Can you talk about how technology has enhanced some of your strategy and practices?
A pivotal part of what’s going on right now is that HR is not just about personnel; it’s really about business strategy. We’re pivoting the HR function to be more advisory and using technology when technology can help augment decision-making for HR. We’re creating an environment where the people team is advising on talent strategy, especially when the business is changing.
We’re thinking about retail, ecommerce, and brick-and-mortar: what are the capabilities that our people need in stores? We’ve created jobs with self-checkout and personal shoppers for grocery pickup and delivery, and also created training and experiences so that associates can have those new jobs.
We do a lot of virtual reality training, too. We’re rolling out 17,000 oculus devices in stores in the U.S. to teach empathy and courageous conversations. Those experiences associates will have might be stressful, but if you have them in VR first, it makes you more confident. We’ve also created retail academies where associates learn leadership skills. We’re taking department managers through to learn new ways of working in a department. Our academies have trained over 600,000 of our associates in just two years, and we’ve already seen that the people who go through it are staying longer — and the people who work for managers who have gone through this training are also staying longer. So it’s producing attrition.

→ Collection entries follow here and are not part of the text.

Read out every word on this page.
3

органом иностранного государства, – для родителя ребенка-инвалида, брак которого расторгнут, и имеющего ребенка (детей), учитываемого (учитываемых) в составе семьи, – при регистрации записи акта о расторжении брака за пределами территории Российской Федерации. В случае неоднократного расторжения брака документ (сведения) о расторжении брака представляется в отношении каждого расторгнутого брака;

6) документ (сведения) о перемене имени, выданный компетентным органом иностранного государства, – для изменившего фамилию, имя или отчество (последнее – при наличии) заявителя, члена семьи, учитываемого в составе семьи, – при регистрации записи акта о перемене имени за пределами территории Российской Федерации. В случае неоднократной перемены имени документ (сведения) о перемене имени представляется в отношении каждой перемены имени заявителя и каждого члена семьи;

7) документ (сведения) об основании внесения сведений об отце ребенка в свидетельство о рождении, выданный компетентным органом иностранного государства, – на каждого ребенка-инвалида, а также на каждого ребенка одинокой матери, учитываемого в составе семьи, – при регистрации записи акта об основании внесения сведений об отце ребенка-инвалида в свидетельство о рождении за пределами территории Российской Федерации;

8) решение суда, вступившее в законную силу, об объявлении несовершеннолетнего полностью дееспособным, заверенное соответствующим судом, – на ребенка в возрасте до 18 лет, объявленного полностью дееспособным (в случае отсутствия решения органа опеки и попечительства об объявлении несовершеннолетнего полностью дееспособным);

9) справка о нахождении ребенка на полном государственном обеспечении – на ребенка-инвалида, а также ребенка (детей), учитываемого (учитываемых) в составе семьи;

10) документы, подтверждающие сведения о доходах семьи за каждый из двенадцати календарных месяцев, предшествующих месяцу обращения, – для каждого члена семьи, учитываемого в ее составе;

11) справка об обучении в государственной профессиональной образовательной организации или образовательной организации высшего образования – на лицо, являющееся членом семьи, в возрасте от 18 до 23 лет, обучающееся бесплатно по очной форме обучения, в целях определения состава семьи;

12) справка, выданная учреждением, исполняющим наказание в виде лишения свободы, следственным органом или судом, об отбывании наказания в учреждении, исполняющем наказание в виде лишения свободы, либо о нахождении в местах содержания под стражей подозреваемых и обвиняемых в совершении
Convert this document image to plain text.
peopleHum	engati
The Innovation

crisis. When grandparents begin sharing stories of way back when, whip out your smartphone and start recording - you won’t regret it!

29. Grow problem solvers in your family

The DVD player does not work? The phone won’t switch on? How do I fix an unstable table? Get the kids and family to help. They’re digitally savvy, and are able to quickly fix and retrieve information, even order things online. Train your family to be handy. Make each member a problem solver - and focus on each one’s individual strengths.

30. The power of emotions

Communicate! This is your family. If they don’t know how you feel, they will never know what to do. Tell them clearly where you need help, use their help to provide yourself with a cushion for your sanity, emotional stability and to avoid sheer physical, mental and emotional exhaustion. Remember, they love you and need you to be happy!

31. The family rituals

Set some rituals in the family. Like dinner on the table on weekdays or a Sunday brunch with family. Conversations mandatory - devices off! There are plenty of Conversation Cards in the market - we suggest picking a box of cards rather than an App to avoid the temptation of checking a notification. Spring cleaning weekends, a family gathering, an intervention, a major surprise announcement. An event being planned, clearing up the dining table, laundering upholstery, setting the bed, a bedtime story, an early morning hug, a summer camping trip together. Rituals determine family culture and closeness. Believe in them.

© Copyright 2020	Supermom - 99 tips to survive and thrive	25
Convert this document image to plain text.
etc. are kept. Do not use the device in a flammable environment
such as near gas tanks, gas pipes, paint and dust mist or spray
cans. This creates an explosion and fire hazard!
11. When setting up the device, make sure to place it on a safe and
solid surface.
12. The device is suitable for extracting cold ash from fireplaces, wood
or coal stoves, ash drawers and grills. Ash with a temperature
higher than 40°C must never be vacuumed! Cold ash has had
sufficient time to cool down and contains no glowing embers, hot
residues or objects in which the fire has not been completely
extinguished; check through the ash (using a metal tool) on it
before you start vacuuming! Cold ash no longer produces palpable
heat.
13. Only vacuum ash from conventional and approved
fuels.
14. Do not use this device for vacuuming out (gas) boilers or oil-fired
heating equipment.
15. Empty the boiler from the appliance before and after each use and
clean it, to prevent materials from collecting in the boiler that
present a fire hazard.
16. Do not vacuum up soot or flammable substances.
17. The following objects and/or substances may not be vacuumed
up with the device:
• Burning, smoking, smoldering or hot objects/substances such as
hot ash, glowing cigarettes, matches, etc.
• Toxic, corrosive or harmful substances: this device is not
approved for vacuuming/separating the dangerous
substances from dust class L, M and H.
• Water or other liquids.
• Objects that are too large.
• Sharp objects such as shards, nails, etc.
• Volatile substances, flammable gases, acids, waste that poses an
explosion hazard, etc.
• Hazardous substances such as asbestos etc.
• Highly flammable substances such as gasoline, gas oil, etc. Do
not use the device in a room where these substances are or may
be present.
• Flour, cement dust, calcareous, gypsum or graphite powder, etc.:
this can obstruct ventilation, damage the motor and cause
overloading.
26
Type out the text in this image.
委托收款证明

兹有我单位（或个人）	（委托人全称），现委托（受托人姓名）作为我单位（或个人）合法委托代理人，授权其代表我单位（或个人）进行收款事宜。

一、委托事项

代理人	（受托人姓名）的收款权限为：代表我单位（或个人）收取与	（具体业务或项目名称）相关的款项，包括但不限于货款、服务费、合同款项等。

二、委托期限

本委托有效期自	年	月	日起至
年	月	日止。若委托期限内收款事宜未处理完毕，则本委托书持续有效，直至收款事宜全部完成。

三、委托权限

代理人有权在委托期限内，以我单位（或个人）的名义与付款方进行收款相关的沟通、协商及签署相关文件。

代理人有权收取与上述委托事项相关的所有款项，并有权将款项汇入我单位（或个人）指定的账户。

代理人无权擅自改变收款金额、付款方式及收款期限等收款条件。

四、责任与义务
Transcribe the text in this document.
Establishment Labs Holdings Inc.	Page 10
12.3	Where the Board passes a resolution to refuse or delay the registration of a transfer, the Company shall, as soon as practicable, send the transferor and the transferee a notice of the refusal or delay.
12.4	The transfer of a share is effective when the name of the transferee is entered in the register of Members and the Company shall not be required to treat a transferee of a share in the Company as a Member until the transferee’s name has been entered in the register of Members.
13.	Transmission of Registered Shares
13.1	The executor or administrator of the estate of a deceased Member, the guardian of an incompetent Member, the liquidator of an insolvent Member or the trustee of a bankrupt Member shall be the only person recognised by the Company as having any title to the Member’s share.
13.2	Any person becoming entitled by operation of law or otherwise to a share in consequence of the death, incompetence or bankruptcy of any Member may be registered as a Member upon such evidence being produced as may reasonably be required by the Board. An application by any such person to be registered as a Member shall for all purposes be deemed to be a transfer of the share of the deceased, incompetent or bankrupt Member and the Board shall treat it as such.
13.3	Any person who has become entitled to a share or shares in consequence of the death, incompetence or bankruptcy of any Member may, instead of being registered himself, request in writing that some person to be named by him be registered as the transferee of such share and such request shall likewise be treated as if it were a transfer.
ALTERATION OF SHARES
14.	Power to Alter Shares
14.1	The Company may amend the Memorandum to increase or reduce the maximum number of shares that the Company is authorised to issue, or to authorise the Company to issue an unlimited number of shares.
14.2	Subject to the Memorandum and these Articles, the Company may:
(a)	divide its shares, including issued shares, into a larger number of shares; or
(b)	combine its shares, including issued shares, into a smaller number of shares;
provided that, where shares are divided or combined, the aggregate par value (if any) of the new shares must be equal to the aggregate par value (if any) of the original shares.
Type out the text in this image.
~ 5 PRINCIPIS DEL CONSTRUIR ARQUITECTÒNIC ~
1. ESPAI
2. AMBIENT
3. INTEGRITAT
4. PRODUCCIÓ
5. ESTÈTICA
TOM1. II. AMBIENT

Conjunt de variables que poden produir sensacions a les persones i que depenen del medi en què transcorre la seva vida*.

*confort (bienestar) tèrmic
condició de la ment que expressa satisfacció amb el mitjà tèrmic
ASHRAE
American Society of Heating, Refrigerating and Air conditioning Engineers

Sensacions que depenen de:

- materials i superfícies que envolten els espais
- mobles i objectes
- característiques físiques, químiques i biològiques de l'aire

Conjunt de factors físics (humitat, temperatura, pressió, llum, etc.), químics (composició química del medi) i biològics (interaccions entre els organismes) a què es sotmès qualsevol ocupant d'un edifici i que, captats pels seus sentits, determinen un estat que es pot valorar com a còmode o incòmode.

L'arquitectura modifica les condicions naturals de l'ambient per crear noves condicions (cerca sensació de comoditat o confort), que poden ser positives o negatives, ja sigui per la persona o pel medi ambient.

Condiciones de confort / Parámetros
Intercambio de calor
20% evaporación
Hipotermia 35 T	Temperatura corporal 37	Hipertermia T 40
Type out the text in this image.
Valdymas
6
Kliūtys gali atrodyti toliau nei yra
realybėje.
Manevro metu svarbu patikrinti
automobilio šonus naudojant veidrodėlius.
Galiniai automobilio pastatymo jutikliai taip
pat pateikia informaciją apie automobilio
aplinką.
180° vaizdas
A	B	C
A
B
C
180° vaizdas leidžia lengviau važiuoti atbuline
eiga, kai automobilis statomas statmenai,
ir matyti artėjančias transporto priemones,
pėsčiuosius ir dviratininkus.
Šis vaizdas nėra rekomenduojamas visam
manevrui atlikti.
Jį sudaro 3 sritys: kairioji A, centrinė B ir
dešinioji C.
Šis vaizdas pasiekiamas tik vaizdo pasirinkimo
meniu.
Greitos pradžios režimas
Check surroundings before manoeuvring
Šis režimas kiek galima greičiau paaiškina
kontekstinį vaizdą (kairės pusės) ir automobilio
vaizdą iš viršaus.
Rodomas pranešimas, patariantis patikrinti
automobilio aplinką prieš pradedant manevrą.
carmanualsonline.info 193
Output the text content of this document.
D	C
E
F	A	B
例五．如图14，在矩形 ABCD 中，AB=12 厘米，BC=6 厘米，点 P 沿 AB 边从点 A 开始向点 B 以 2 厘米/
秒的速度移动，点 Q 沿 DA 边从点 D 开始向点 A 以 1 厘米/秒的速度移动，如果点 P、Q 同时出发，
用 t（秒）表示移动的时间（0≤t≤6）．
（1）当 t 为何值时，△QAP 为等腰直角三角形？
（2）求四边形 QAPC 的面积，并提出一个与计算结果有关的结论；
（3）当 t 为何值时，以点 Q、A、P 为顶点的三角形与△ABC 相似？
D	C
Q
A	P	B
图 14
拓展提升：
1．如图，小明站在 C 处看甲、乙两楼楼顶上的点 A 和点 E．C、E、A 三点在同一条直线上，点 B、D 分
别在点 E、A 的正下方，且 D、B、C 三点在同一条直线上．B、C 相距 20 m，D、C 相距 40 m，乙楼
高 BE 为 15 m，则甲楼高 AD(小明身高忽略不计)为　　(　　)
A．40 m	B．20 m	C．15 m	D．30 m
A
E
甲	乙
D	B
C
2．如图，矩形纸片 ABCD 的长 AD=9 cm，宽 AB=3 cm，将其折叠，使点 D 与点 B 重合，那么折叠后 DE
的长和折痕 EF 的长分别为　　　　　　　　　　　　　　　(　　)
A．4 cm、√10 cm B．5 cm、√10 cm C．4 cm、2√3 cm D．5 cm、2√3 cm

For prospective employees, one of things we’ve done is create an app that anyone can download that’s called Spark City. It’s basically a Sims game of how to work in a store; it gives people the experience of what it’s like to work at Walmart. People can get a sense whether they would really want to do this work, or be good at it, before they apply.
We want our people to be better for having worked at Walmart, whatever their experiences are.